Te ōhanga


Auckland is a major centre of employment and is a nationally strategic distribution hub. Economic activity is significant, contributing an estimated 35 per cent of the national gross domestic product. Understanding Auckland’s economic structure and changes is essential to ensuring a future that is sustainable and prosperous for all.

The latest industry snapshot


Creative sector 2017: industry snapshot for Auckland

Creative industries generate and exploit intellectual property originating in individual creativity, skill and talent. They range from music and the arts to screen and digital content, publishing and design services. The sector provides a platform for knowledge and technology intensive activities, and has important links to ICT, professional services, manufacturing and construction. It also adds to the local quality of life, attracts tourists and innovative skilled migrants and knowledge workers.

Auckland’s creative sector comprises 10,000 firms with 30,900 employees generating $2.8 billion each year of GDP. That’s 3.3 per cent of Auckland’s total GDP and 3.7 per cent of its employment. Creative sector firms are small on average: 3.1 employees each, compared to 4.5 for Auckland’s other sectors.

GDP per worker is 11 per cent lower than Auckland’s other sectors, but improving faster (1.6% a year average 2000-2016, versus 0.8% for other sectors). GDP grew faster for the sector (3.8%) than for the total Auckland economy (3.0%), but employment grew at the same rate (2.2% versus 2.3%).

Half of the country’s creative sector employment (50%) is concentrated in Auckland, as compared to “only” a third of the economy as a whole. Within Auckland, the sector is highly concentrated around the CBD and fringes, with over half of its employment (53%) in just one local board (Waitematā).

Auckland’s largest creative subsector is design services (architecture, advertising and graphic design), which provides 41 per cent of the creative sector’s employment. Next is screen production (22%), split into TV (9%) and film and video (13%).
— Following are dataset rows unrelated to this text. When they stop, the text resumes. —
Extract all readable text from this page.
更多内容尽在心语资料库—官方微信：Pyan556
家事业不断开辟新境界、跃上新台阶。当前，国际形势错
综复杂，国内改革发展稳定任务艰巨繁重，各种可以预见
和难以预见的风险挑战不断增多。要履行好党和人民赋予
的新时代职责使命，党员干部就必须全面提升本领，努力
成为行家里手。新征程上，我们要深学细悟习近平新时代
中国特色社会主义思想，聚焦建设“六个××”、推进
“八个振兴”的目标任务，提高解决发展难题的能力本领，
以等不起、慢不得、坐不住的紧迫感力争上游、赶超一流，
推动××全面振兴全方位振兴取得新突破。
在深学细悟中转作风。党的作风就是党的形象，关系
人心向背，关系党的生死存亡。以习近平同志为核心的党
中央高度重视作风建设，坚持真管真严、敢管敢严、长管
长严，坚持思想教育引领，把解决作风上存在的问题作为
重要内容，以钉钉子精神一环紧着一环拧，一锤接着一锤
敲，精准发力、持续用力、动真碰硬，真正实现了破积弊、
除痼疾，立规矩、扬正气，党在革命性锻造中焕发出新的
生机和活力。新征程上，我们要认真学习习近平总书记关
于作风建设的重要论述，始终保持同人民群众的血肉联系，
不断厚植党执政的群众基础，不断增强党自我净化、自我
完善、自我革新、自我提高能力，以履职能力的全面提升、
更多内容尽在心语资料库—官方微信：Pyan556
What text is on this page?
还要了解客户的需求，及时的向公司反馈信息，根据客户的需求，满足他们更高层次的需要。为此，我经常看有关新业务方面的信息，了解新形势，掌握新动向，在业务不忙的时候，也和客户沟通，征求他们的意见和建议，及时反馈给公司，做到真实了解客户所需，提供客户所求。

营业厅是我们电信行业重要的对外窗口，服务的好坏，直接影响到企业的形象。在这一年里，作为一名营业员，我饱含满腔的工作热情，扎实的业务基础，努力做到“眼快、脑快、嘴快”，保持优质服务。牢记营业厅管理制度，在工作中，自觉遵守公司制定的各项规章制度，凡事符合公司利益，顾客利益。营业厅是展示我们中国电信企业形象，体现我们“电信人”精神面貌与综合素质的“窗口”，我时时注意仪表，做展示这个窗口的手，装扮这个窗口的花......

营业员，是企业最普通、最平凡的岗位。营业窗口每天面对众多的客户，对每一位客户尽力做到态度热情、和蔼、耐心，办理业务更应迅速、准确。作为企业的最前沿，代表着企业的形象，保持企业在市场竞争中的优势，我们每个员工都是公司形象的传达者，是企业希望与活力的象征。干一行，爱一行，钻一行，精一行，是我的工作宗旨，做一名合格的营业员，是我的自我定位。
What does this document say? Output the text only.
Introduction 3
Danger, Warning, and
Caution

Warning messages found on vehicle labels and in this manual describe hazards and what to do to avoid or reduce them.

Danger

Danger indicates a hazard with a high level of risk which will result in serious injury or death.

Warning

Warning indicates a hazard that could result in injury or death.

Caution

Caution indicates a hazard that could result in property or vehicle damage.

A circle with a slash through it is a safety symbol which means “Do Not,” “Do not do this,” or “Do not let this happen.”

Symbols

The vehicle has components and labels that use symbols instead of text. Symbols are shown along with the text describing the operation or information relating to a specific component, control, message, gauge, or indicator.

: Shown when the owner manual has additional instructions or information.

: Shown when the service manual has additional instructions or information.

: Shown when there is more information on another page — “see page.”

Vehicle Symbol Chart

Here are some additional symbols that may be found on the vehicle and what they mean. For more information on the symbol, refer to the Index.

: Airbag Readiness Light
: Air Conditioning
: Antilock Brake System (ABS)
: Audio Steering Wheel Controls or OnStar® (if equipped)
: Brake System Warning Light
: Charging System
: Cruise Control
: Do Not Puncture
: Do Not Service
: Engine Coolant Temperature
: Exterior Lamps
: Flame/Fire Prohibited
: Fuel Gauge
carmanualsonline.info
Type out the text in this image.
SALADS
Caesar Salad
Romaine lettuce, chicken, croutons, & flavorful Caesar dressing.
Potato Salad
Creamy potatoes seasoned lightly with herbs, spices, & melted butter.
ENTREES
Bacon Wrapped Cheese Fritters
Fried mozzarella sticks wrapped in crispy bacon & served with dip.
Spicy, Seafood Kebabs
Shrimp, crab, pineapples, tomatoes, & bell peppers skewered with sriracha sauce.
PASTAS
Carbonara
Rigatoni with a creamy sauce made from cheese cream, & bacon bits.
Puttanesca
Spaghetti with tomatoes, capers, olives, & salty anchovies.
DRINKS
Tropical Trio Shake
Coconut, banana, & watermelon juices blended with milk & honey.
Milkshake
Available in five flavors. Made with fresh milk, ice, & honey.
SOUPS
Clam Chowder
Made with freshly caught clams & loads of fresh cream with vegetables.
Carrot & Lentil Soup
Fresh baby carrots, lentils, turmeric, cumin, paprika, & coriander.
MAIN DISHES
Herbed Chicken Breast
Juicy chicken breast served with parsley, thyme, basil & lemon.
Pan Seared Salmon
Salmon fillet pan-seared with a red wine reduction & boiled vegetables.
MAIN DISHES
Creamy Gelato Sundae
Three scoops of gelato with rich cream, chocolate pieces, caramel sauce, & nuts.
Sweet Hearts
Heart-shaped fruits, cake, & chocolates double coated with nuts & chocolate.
Publishing (12%) was the second largest but it is the only subsector with fewer jobs now than in 2000. The other creative subsectors are radio (4%), digital media (5%), performing arts (7%) visual arts (7%) and music (2%).

The fastest employment growth from 2000 to 2016 was in digital media (9% a year); the largest absolute growth was for design (+5200 jobs, which is over half the sector’s total growth), but at a more modest 3.3 per cent a year. TV also had healthy growth (3.6%), driven by Sky TV, as did radio and music. Publishing declined by 1500 jobs (-2.1% a year).

Productivity (GDP per worker) improved by around 4 per cent a year for publishing, TV, film and video and radio, but saw little or no measured change for design, digital media, visual arts and music – and declined for performing arts (-1.7% a year).

Design and digital media appear particularly promising as enablers for Auckland’s future.